The upshot is that race in this confusing moment is contested and changing. There is no silver bullet for attacking white supremacy (or even two or three or four), but there are opportunities, and from Stop-and-Frisk to deportation, communities are fiercely waging important fights on the ground.

Beyond the April meeting, we had many conversations with Asian American organizers, scholars, and community leaders. One entrenched problem that consistently came up was the model minority myth. Asian American antiracists have yet to find effective ways to confront and dismantle the myth’s untruths, its inherent indictment of blackness, its use as a wedge in racial politics, and its denial of Asian American struggle and resistance.

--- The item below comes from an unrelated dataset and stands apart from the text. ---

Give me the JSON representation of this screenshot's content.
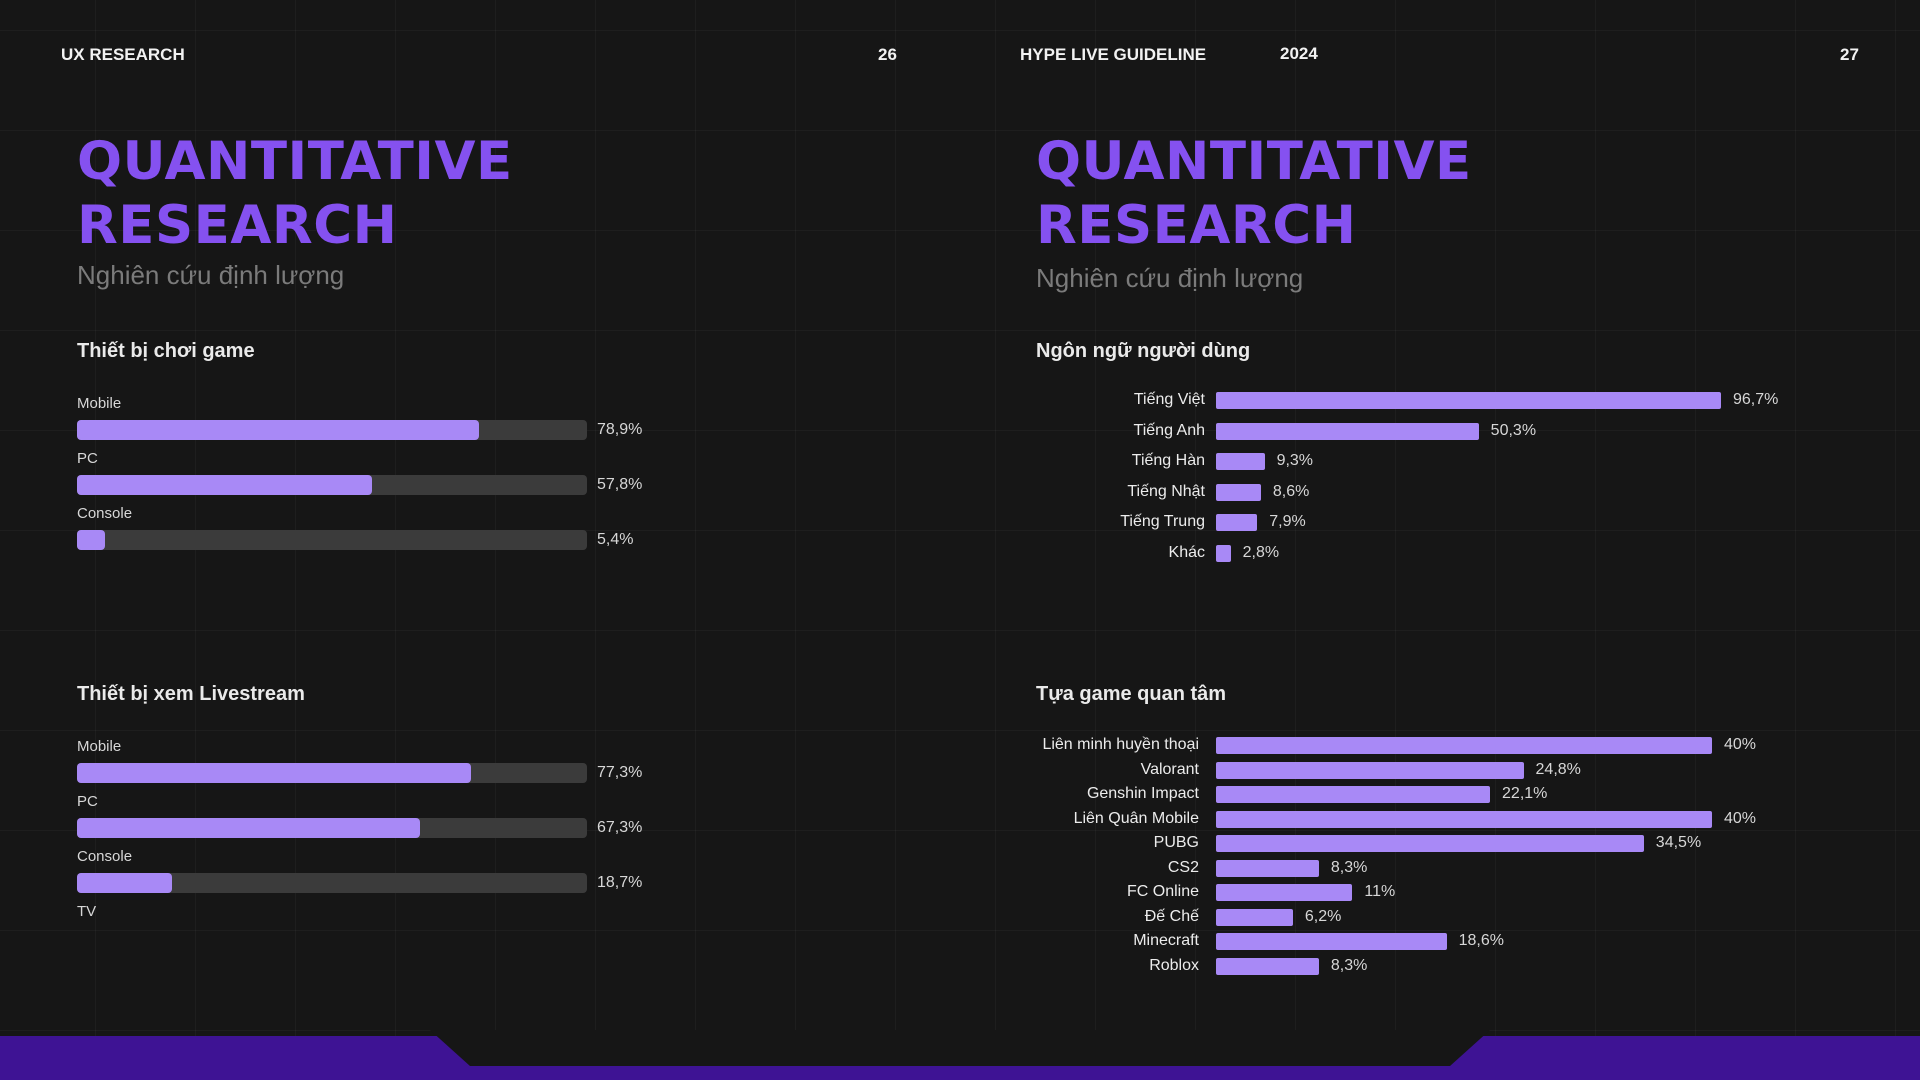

For this reason, ChangeLab is jumping into 2014 with the goal of aggressively tackling the model minority myth and building the visibility of Asian American antiracist politics. We believe that vocally contesting the myth and its twin face, the yellow peril, holds strategic potential to challenge the falsehood of “post-racial” egalitarianism, and to push back against the anti-black logic of poverty and criminalization. This demands new mechanisms, constituencies, language, and platforms. Our research highlights the need to break down how Asian American is a coalitional, not monolithic, identity. Contesting the model minority myth requires us to talk about differently situated Asian American groups — the hyper-privileged and the hyper-exploited — from an antiracist perspective that explains and critiques the roots of that privilege and exploitation.

To do this, our work will take three main forms: 1) Race Labs as a space for thought leaders to gather and work on innovative strategies (the April meeting was a successful pilot); 2) Race Files as a blog that will continue to test and popularize ideas and language about Asian Americans and race; and 3) ongoing research, including an analysis of mainstream news coverage of Asian American issues and communities, and a field scan showing how Asian Americans in struggle are organized and networked.